Инструменты всегда ломаются. Она должна была помнить об этом.

И вот она в плену у Абсолютного Предателя. Он оставил ее здесь, после того как обнаружил послание внутри камня.

В конце концов я заберу все, сказал он. Но ты пока еще мне нужна.

Как будто она тоже инструмент, которым можно воспользоваться, а затем выбросить. Ведь это Жозефина послала Миели вызволить Абсолютного Предателя из тюрьмы «Дилемма», это она позаботилась, чтобы неблагодарное существо спряталось в разуме вора и было готово освободиться, если Жана поймают. И все шло великолепно, пока он не завладел Матчеком и не заразился манией величия.

Его необходимо проучить.

Глубокий вдох морского воздуха помогает Жозефине раздуть искру обжигающей ярости, зародившуюся в груди.

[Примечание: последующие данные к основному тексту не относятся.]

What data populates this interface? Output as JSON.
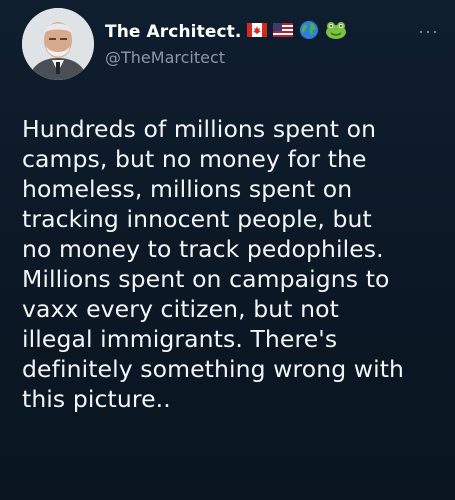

Она не останется в плену извращенного существа, появившегося в результате неудачного эксперимента в одной из теплиц для гоголов Саши. Она разрушит эту ничтожную тюрьму детских воспоминаний Матчека, как он разрушил Землю.

Абсолютный Предатель совершил глупость, оставив ее в одиночестве.

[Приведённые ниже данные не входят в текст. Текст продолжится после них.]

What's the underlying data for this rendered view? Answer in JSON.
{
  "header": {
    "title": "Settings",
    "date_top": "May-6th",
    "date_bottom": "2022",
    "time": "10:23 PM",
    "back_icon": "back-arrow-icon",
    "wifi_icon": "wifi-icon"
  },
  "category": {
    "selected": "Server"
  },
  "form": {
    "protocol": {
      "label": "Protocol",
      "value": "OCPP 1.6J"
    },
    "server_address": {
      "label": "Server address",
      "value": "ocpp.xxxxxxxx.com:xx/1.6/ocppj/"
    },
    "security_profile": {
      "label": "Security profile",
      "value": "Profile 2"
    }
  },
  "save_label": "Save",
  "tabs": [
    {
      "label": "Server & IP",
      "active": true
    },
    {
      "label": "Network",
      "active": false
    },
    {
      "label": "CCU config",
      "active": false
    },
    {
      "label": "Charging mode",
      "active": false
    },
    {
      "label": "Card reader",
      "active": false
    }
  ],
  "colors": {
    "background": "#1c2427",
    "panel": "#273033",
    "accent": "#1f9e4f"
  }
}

Она медленно садится, не обращая внимания на ломоту в костях. Руки зарываются в песок. Он еще хранит дневное тепло. Она пропускает песок между пальцами. Мелкие кристаллы ловят последний отблеск солнца. Она пристально смотрит на них, стараясь разглядеть контуры песчинок, все неровности.

Ни один вир, ни один механизм защиты не может быть идеальным – это она прекрасно усвоила благодаря Жану. А это всего лишь вир-сон, слепок с древнего аль-Джанна, эта камера не предназначена для заключения Основателя. Если присмотреться внимательнее, в здешних пустотах должны быть гоголы-демиурги, творцы виртуального мира.

Все верно. Под ее пристальным взглядом ткань вира едва заметно вздрагивает. В образовавшуюся трещину Жозефина посылает свой код Основателя: маленький красный предмет, и еще ложе, и клятву. Вуаль реальности слегка приподнимается, и под ней прощупывается твердь, жесткие ребра, скрывающиеся под мягким песком. Да, конечно, она заключена кодом Матчека. Но она уже слышит шепот.

Кто? Основатель! Сяо! Страшно! Демиурги дрожат и разбегаются от ее прикосновения, но она обращается к ним, уговаривает их. Подождите. Стойте. Играем!

Этот копиклан ей знаком. Его гоголы трудолюбивы, по-детски непосредственны и очень, очень одиноки.

Они проявляют любопытство и слушают ее. Она улыбается. Пусть ее поместили в ветхую мыслеформу, пусть ее лишили статуса Прайма, но она все еще Жозефина Пеллегрини, она прожила невероятно долгую жизнь и умеет обращаться с гоголами. Она остается в заключении, но если она сумеет подчинить демиургов, возможно, ей удастся создать собственную частичную тень, способную проскользнуть в трещину.

Сначала испытание.

Нарисуйте мне небо, говорит она. Широкое и далекое. Нарисуйте Систему.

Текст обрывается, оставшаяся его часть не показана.